Permabit Enterprise Archive:

    • Is already in production environments. Enterprise Archive’s underlying technology is already mature in a space that is peppered with emerging software. It is already in use in production environments and has years of development behind it (they actually started back in 2000).

      • Uses industry standard interfaces. One of the problems with archiving appliances like EMC Centera is that unless your application supports Centera’s APIs, you can’t store to it but, more disconcerting, you can’t retrieve data from it either. Permabit Enterprise Archive uses industry standard CIFS, NFS and WebDAV interfaces for data access and retrieval so companies can always access and retrieve their data now and into the future.

        • Starts small but can scale to manage petabytes of data. One of the advantages of using Enterprise Archive’s storage grid architecture is that companies can start with a small configuration and then scale it as their capacity and/or performance demands increase. This gives them the ability to minimize initial risk. In addition it typically ends up leading to the realization that the archive can be used for many more purposes than initially thought, due to its open interfaces, flexible management capabilities, scalability and cost benefits. As they utilize the Enterprise Archive for more applications and expand their storage needs they can non-disruptively scale it at that time. All of these attributes enable the risk of adding new technology to be reduced and even eliminated.

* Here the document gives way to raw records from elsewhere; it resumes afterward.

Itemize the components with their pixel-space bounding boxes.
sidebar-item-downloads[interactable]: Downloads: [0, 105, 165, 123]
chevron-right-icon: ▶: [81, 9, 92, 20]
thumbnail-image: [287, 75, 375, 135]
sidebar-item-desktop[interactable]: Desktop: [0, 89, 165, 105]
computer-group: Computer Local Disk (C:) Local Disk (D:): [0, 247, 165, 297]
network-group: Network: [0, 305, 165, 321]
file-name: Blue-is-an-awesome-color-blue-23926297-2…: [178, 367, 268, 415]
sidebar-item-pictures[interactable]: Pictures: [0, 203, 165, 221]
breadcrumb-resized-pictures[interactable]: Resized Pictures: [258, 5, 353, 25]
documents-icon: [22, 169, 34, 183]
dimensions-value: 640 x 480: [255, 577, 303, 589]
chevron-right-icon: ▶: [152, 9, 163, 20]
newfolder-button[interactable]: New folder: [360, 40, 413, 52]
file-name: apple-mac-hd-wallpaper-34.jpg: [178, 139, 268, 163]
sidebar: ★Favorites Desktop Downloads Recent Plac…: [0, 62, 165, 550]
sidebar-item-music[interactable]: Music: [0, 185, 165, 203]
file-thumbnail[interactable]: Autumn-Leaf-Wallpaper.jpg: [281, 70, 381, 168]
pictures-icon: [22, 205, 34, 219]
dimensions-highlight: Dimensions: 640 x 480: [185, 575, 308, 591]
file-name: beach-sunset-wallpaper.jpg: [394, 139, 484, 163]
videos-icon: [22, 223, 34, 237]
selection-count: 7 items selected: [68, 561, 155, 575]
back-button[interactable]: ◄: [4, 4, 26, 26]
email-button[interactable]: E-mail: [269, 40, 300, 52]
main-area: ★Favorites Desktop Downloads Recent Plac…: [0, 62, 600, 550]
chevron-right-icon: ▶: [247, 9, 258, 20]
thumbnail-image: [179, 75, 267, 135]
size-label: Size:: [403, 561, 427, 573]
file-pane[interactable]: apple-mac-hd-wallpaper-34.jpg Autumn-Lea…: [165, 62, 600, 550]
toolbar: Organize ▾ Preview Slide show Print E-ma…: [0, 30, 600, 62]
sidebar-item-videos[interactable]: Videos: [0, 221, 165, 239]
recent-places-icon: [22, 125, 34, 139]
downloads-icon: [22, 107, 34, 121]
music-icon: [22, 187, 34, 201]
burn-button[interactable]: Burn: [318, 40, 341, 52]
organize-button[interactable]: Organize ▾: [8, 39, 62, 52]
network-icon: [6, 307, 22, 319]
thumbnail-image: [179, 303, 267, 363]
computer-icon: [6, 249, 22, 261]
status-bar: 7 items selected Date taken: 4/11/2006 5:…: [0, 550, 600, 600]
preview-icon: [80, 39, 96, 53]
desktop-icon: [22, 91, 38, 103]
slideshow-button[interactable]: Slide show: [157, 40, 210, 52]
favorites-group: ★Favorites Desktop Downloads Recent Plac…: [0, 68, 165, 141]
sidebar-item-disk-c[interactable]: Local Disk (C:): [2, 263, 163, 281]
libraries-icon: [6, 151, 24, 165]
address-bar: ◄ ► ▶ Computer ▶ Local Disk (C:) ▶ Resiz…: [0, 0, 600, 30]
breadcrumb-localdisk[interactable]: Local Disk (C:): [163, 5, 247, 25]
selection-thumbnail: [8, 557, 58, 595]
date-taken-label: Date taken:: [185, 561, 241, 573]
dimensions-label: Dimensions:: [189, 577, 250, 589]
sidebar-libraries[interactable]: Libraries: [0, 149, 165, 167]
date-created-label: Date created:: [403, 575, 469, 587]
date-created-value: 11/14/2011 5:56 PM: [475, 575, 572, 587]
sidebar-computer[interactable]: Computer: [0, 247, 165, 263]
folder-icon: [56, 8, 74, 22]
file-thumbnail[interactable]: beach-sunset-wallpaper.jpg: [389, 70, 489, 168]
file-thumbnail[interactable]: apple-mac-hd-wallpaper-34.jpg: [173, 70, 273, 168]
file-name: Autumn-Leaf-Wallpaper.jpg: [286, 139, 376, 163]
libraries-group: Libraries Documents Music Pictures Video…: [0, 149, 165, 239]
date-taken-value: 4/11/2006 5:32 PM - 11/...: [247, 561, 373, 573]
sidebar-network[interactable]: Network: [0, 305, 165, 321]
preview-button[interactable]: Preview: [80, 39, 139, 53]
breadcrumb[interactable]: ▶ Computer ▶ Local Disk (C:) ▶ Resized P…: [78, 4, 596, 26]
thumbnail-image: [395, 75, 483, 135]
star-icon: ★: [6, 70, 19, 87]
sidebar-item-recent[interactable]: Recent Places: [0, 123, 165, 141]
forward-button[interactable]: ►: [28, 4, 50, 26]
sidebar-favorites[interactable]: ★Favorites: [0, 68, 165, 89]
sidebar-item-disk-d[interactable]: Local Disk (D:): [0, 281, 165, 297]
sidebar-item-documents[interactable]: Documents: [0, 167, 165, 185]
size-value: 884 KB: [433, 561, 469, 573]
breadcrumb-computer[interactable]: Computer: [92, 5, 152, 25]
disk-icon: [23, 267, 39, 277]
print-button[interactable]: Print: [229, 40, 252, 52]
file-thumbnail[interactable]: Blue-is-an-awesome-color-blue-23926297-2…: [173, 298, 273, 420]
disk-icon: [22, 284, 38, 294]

        • Stores infrequently accessed data. Enterprise Archive is not looking to store your company’s frequently accessed or transactional data but rather its infrequently accessed data. That changes the risk associated with implementing this technology substantially as well as the potential upside. It’s no secret that up to 80% or more of data in some environments is infrequently or never accessed after it is stored on production storage. Storing this data in the Enterprise Archive not only will reduce production storage costs, it should help to improve performance of production applications. This also has the added side effect of reducing backup windows and restore/recovery times of primary storage data. The data is also stored on a reliable platform that leverages RAIN-EC technology which Floyd’s blog provides more technical detail on.

        There are always a thousand and one things to consider in the purchase of any new technology but an almost universal question that every company asks is, “What happens if it does not work in my environment?” Due to its open interfaces, Enterprise Archive should work in any environment which Permabit backs up by allowing users to do proof-of-concepts to ensure that there are no questions that it does work in your environment. By offering a mature platform, starting small, scaling large and then only storing infrequently accessed data, it by its very nature takes almost all of the risk out of the equation. In so doing, companies can answer their nagging concerns about risk management without putting their data or their enterprise applications in harm’s way and can begin to address their major storage growth issues sooner rather than later while saving substantial primary storage expansion costs in the process.